Monday, 20 July 2009

Nanga Parbat- Gladness and sadness!

Rick and the Italian mountianeer making their way up to the summit. Guiseppie (spelling) turned back with only about half an hour of ascent to do...... so he was gutted when he found out that Rick and I had kept going and reached our goal.

Sandy on the summit of Nanga Parbat :10th July 2009. The wind was very strong so standing on the summit was not an option.
As I took my last photos I glanced at my wrist watch and it read 1508 hours local time. I pulled on my down glove and Rick and I headed back down to wards camp 4. We were only on the summit for few minutes.With in half an hour we met Miss Go's Korean group and tagged on to that was Wolfgang one of the Austrians.

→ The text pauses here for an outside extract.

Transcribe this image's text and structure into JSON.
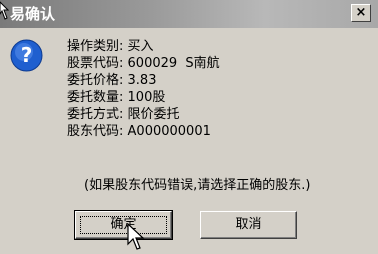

It was obvious to us that they were rather late and were at least an other hour and a half from the summit. We explained this to them and that when we were on the summit it was incredibly windy and cold. It was so obvious that they had no intention of turning back! We advised them as strongly as we could, but our voices fell on ears which chose not to hear us!
That night at Camp 4 after we sent some Local Pakistani HAP porters out to assist the late party! They departed base camp around 10.00 pm and did not come back until about 3.00 am. But they said that they were really cold and could not really help the Korean party very much. ( I had enlisted two HP to assist Ed with his climb of Nanga Parbat, but as Ed had departed Rick and I had no real need for porters as we were very used to climbing Alpine Style. Still we apprecaited their company and help. We all shared teh work of cutting tent platforms and and brewing up. I must admit Rick did much more cooking that I did! Ed had gone home, but we were happy to continued the HAP's employment as they both expressed an interest in summiting and we were happy for them to share our equipment, food, tents and gas and try the summit. At 1.00 am in the morning while we brewd up they also woke up and started melting snow for tea... As Rick and I were getting ready to leave the camp 4 our two HAP's all of a sudden put their head back inside their sleeping bags and went to sleep. They lay as silent as the night as Rick and I pulled on our down clothing and 8000 meter climbing boots. They had obviously decided not to try the summit. Rick and I went on by ourselves. The following day (11th July) Miss Go and her team did arrive back at Camp 4 in the early hours of the morning and were brewing up in their respective tents. Rick and I descended all the way to Base camp clearing our tents and tidying up our camp sites as we went. We shared the loads with our two porters. All our rucksacks were way to heavy but the mountain was left clean and tidy ! On arrival at Base camp I was informed that Wolfgang had gone missing and was suspected of being blown off the summit. This was sad news indeed.
Later that same evening we learned from one of the Miss Go's base camp team that she had fallen off the mountain during her descent and was badly hurt. Next day it was confirmed that she had passed away.
It's all very sad, my heart goes out to all involved. Their lateness on the mountain and their determination to succeed in reaching the summit perhaps clouded their judgment. Rick and I had set ourselves a turn around time of 4.00 pm, no matter how close we were to the summit as we knew that to spend a night in the terrible weather without a tent and sleeping bag would be exhausting and then to expect our human bodies to climb down all the way after such a night would be unimaginable. We had made good decisions but were also very fortunate - Miss Go and Wolfgang were caught out and paid a very high price
Edward Whymper once wrote:
"Climb if you will, but remember that courage and strength are not without prudence, and that a momentary negligence may destroy the happiness of a lifetime. Do nothing in haste; look well to each step; and from the beginning think what may be the end."